Toda essa situação aparece mais nítida na telefonia celular. “Antes” o sujeito tinha que comprar ações para ter uma assinatura de telefone. Ganhava a linha e todos os acessórios necessários, inclusive o aparelho telefônico, tudo de “graça”, como direito acessório da assinatura. O aparelho telefônico tinha total garantia por toda a vida da assinatura, ficando a sua manutenção e eventual substituição por conta exclusiva da prestadora. Não havia qualquer outra despesa que não a decorrente do uso dos serviços telefônicos.

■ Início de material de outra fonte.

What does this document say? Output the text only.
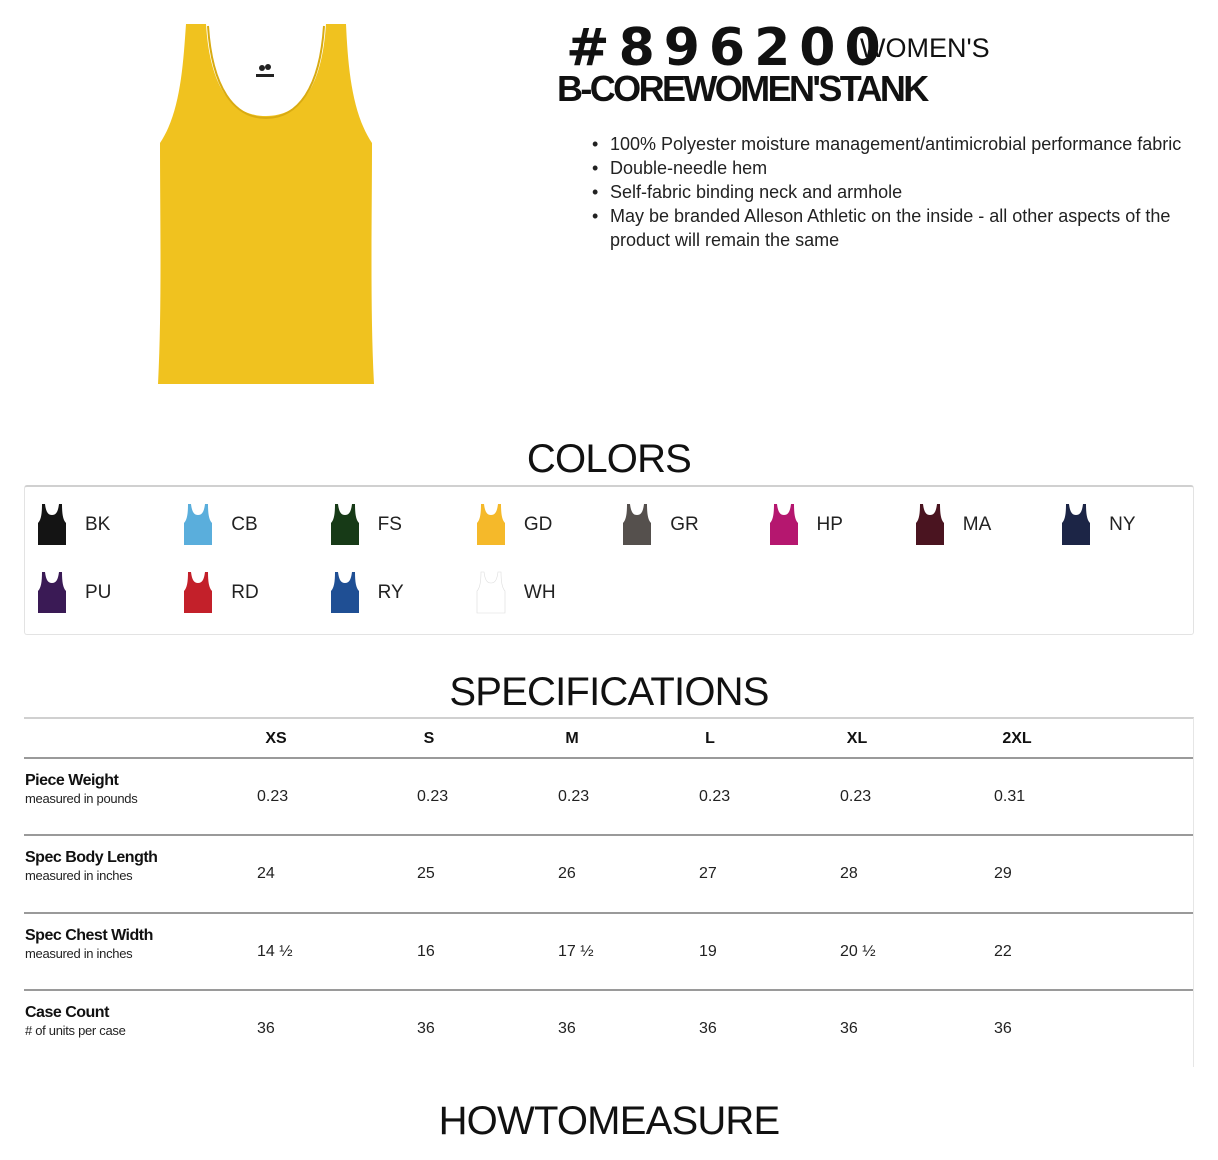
#896200
WOMEN'S
B-COREWOMEN'STANK
• 100% Polyester moisture management/antimicrobial performance fabric
• Double-needle hem
• Self-fabric binding neck and armhole
• May be branded Alleson Athletic on the inside - all other aspects of the product will remain the same
COLORS
BK	CB	FS	GD	GR	HP	MA	NY
PU	RD	RY	WH
SPECIFICATIONS
XS	S	M	L	XL	2XL
Piece Weight
measured in pounds	0.23	0.23	0.23	0.23	0.23	0.31
Spec Body Length
measured in inches	24	25	26	27	28	29
Spec Chest Width
measured in inches	14 ½	16	17 ½	19	20 ½	22
Case Count
# of units per case	36	36	36	36	36	36
HOWTOMEASURE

Hoje mudou um “pouquinho”. Na telefonia celular o interessado tem que comprar um aparelho que muitas vezes “bate” com o preço que antes se pagava pela assinatura de um telefone, que tinha duração “eterna”. O aparelho celular dura 1,2 anos “Antes se pagava só serviços. Hoje as “rãs” são obrigadas a sustentar uma enorme rede internacional que produz e comercializa esse bem “durável” (que não é tão durável assim), além de pagar muito caro pela prestação dos serviços, mensalmente.
Sem dúvida a alegação de que hoje os serviços telefônicos estão melhores e mais completos procede. Mas também estão muito mais caros. E o Brasil já tinha adquirido tecnologia e técnicos capacitados para esse desenvolvimento, antes das privatizações, e poderia estar oferecendo hoje um serviço melhor e mais barato, em comparação à realidade de hoje, dentro da filosofia que inspirou a criação da TELEBRÁS, se não tivesse sido obstaculizado pelos seus próprios governantes.